Addressing Noise Anxiety in Dogs

Your first step in addressing noise anxiety is an appointment with your friends at Shelden. Because some of the symptoms of anxiety can also indicate other health and behavioral issues, it’s important that your pet be examined. We can also discuss when these behaviors occur most often, how frequently, and if they have gotten worse.

If your pet is only mildly affected, simply buffering the noise by keeping him or her in a secure room with a tv, radio, or white noise machine may be a great solution. Likewise, if you plan on doing something noisy in your home, like vacuuming, this may be the perfect time for your pet to go on a walk with another family member. If you’re planning a big party for occasions like the Fourth of July, you should consider where your pet will be safest, such as a boarding facility or with a pet sitter or close friend.

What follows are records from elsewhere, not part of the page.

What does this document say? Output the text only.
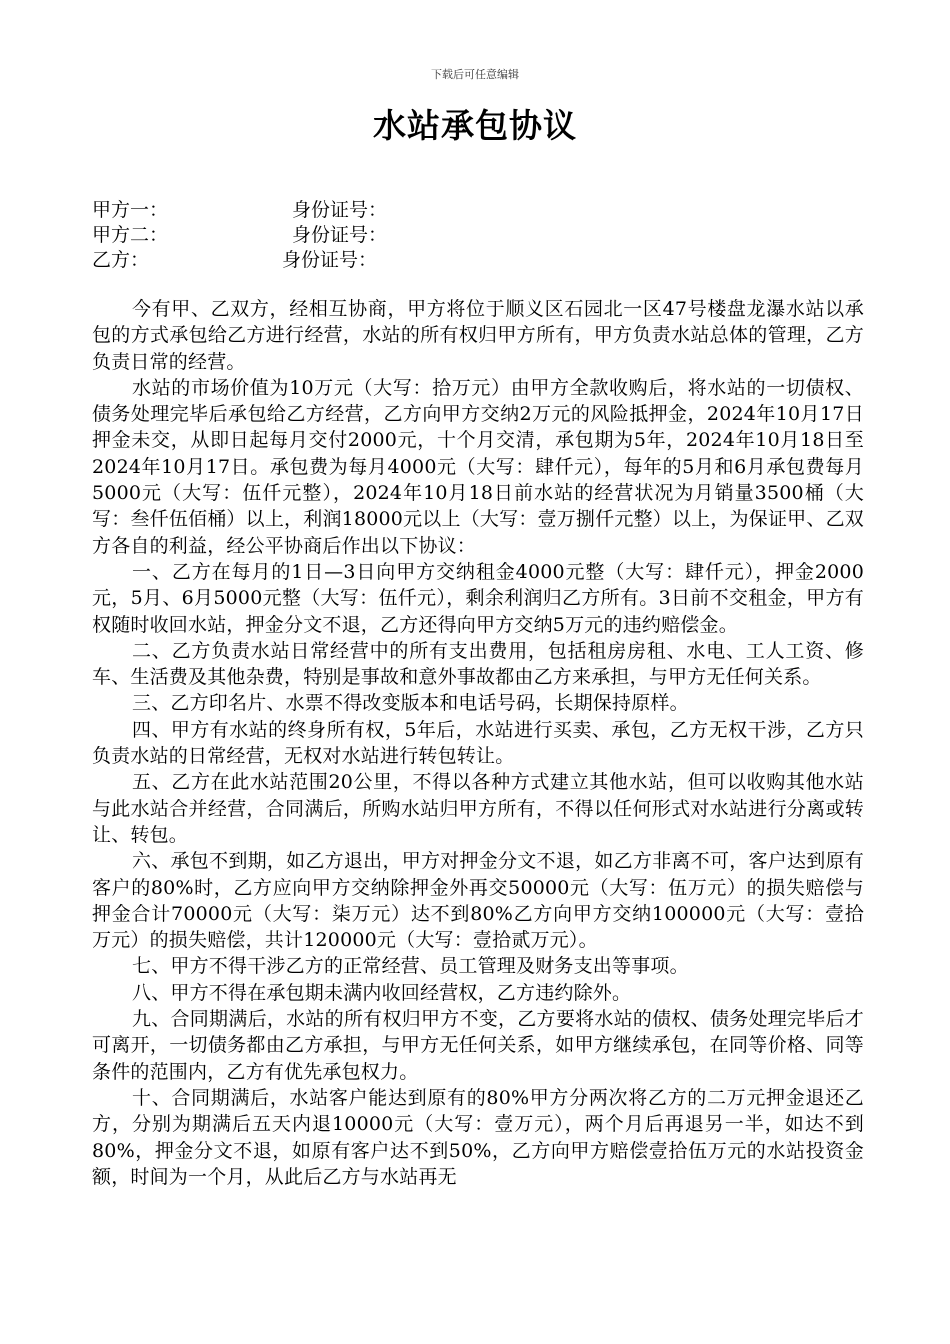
下载后可任意编辑
水站承包协议
甲方一：	身份证号：
甲方二：	身份证号：
乙方：	身份证号：

今有甲、乙双方，经相互协商，甲方将位于顺义区石园北一区47号楼盘龙瀑水站以承包的方式承包给乙方进行经营，水站的所有权归甲方所有，甲方负责水站总体的管理，乙方负责日常的经营。

水站的市场价值为10万元（大写：拾万元）由甲方全款收购后，将水站的一切债权、债务处理完毕后承包给乙方经营，乙方向甲方交纳2万元的风险抵押金，2024年10月17日押金未交，从即日起每月交付2000元，十个月交清，承包期为5年，2024年10月18日至2024年10月17日。承包费为每月4000元（大写：肆仟元），每年的5月和6月承包费每月5000元（大写：伍仟元整），2024年10月18日前水站的经营状况为月销量3500桶（大写：叁仟伍佰桶）以上，利润18000元以上（大写：壹万捌仟元整）以上，为保证甲、乙双方各自的利益，经公平协商后作出以下协议：

一、乙方在每月的1日—3日向甲方交纳租金4000元整（大写：肆仟元），押金2000元，5月、6月5000元整（大写：伍仟元），剩余利润归乙方所有。3日前不交租金，甲方有权随时收回水站，押金分文不退，乙方还得向甲方交纳5万元的违约赔偿金。

二、乙方负责水站日常经营中的所有支出费用，包括租房房租、水电、工人工资、修车、生活费及其他杂费，特别是事故和意外事故都由乙方来承担，与甲方无任何关系。

三、乙方印名片、水票不得改变版本和电话号码，长期保持原样。

四、甲方有水站的终身所有权，5年后，水站进行买卖、承包，乙方无权干涉，乙方只负责水站的日常经营，无权对水站进行转包转让。

五、乙方在此水站范围20公里，不得以各种方式建立其他水站，但可以收购其他水站与此水站合并经营，合同满后，所购水站归甲方所有，不得以任何形式对水站进行分离或转让、转包。

六、承包不到期，如乙方退出，甲方对押金分文不退，如乙方非离不可，客户达到原有客户的80%时，乙方应向甲方交纳除押金外再交50000元（大写：伍万元）的损失赔偿与押金合计70000元（大写：柒万元）达不到80%乙方向甲方交纳100000元（大写：壹拾万元）的损失赔偿，共计120000元（大写：壹拾贰万元）。

七、甲方不得干涉乙方的正常经营、员工管理及财务支出等事项。

八、甲方不得在承包期未满内收回经营权，乙方违约除外。

九、合同期满后，水站的所有权归甲方不变，乙方要将水站的债权、债务处理完毕后才可离开，一切债务都由乙方承担，与甲方无任何关系，如甲方继续承包，在同等价格、同等条件的范围内，乙方有优先承包权力。

十、合同期满后，水站客户能达到原有的80%甲方分两次将乙方的二万元押金退还乙方，分别为期满后五天内退10000元（大写：壹万元），两个月后再退另一半，如达不到80%，押金分文不退，如原有客户达不到50%，乙方向甲方赔偿壹拾伍万元的水站投资金额，时间为一个月，从此后乙方与水站再无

In the case of chronic noise aversion, there are also some good options, including:

  • Behavioral counseling and training to gently help your pet become desensitized to loud noises
  • Medications that are mildly sedating
  • Products like the Thundershirt, which apply soothing pressure to your pet’s torso

One new product we often recommend is SILEO, a gel-based medication you can apply at home. Unlike other medications, SILEO does not sedate, but does have a calming effect.